I mix the batter, I make the pancakes, I fix her hair, I kiss her, I love her. I fuck her. She tells me stories of men she likes to fuck.
She is everything.
I cut a little deeper each time. She does not threaten to leave this time. She straddles my lap, pulls up my chin, pulls my hands to her lips, kisses my wounds and says, “Little Girl, if you cut again, am going to slit my wrists. And you know I can do it”.
Sundays mornings are my favorite. I make plans for the week then. I make plans to leave. I tell myself I will be okay without her. I plan a route in my mind. No moveable objects in my path. No humans on the way. The bed creaks loudly as I stand up, and in that startled moment the rug escapes my foot, my knees fold and I crash over the side table pulling the beddings with me.

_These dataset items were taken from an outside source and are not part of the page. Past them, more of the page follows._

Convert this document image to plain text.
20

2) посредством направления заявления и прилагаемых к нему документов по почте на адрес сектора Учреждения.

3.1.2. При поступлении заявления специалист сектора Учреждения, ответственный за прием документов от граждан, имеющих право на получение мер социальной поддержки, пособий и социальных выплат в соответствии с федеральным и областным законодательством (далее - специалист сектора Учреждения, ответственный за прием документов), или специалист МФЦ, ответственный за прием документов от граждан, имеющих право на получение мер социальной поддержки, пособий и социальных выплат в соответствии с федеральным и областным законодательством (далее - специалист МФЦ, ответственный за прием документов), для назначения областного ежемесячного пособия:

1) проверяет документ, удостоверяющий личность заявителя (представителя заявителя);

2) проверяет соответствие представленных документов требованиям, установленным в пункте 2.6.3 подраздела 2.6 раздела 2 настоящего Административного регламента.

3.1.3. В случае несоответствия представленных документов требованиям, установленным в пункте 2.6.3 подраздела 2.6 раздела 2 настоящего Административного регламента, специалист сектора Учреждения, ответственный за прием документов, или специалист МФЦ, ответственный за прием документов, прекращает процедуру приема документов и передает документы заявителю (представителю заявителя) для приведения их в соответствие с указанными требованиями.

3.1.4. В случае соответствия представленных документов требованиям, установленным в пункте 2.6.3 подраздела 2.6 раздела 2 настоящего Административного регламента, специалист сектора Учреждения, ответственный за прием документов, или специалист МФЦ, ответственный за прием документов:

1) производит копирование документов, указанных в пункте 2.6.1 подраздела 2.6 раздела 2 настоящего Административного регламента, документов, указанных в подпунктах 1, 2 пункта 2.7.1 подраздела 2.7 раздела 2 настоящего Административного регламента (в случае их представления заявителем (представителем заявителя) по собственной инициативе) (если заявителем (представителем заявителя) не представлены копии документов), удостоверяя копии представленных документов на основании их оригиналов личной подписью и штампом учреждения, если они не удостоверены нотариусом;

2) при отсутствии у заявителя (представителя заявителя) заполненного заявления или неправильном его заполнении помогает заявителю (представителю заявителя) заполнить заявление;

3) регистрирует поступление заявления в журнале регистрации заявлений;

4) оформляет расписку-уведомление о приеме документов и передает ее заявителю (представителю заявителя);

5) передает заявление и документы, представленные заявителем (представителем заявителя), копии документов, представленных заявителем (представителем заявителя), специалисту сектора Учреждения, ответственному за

She is awake. She is hangover. She is pissed. I know it. “Little Girl, why are you such a fuck up?” I cannot look at her. She knows what those words do to me. She jumps out of bed and comes to me. “Am sorry Babe. But you are always breaking shit…”
She is right you know. I am always falling, breaking, hurting and destroying. It is endless. It is ugly. I feel like an ogre. In that moment, I acknowledge my truth. I cannot leave. Who would love all this ugliness?
She loves me. She is everything. I am nothing. I love her.